Il y a trois étés, le musicien métamorphe Quinn, alors âgé de 17 ans, faisait les cent pas dans le Lower East Side, posant pour BeReals avec des lycéens geek. BeReal était un panoptique avec un principe simple : révéler votre vrai moi, chaque jour, devant un public. La mise en garde : se créer soi-même est une chose bâclée, jamais aussi simple que de prendre un selfie. Éparpillés sur Internet, les personnages de Quinn étaient comme des fauteurs de troubles orphelins : des mixages NTS sous la direction de DJ bizarre bitch, des expériences dans la jungle sous la direction de Cat Mother, des dépêches ambiantes sous Feeler, des jets d’aggro sous Rifleman. Quelque part derrière tous ces fragments, il y avait une personne réelle et ridiculement talentueuse. Partout où vous rencontriez ses détritus, ils reflétaient la tension centrale de l’ère BeReal : la « réalité » comme identité cohérente, et la « réalité » comme le fait de la voir s’effondrer.
Ce jour-là, Quinn, née Quinn Dupree, était à New York pour son tout premier spectacle, qui exigeait qu’elle soit « réelle » d’une nouvelle manière : physiquement présente pour les personnes qui la connaissaient exclusivement en tant qu’entité numérique.
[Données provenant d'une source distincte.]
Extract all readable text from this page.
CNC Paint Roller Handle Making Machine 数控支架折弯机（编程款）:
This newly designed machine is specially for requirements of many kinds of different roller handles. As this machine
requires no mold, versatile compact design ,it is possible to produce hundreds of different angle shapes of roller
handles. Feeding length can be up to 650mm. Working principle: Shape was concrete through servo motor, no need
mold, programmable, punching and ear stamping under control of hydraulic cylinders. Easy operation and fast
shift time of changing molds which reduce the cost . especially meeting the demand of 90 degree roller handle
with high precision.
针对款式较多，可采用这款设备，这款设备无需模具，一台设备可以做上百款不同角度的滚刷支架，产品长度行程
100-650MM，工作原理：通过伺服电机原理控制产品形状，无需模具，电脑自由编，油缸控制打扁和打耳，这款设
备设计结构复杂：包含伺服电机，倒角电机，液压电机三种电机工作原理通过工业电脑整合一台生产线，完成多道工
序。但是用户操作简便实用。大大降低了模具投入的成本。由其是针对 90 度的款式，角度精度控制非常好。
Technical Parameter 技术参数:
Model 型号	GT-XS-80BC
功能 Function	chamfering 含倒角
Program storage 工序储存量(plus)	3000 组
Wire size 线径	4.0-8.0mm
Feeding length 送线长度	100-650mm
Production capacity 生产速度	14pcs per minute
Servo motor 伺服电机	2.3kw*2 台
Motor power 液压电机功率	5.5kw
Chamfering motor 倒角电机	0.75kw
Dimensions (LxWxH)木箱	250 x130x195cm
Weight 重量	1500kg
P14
Quand j’écoute Avant d’appuyer sur Playson nouvel album cool commun avec son ami FearDorian, je me souviens de l’énergie amusante et anxieuse de cet après-midi-là, mais aussi en train de devenir quelque chose avec inquiétude. Quinn et Dorian, 20 et 19 ans respectivement, sont des prodiges amateurs d’échantillons dont le travail sonde, à des degrés divers, les pressions et les plaisirs du vieillissement. Ces dernières années, ils ont chacun abandonné leur maison d’enfance pour de nouveaux appartements et sont devenus les visages d’un mouvement de rap naissant à Atlanta. Ce nouvel album est « amusant », a promis Quinn. Ce frisson a un piège : quand on n’est plus un enfant, s’amuser est plus compliqué qu’avant.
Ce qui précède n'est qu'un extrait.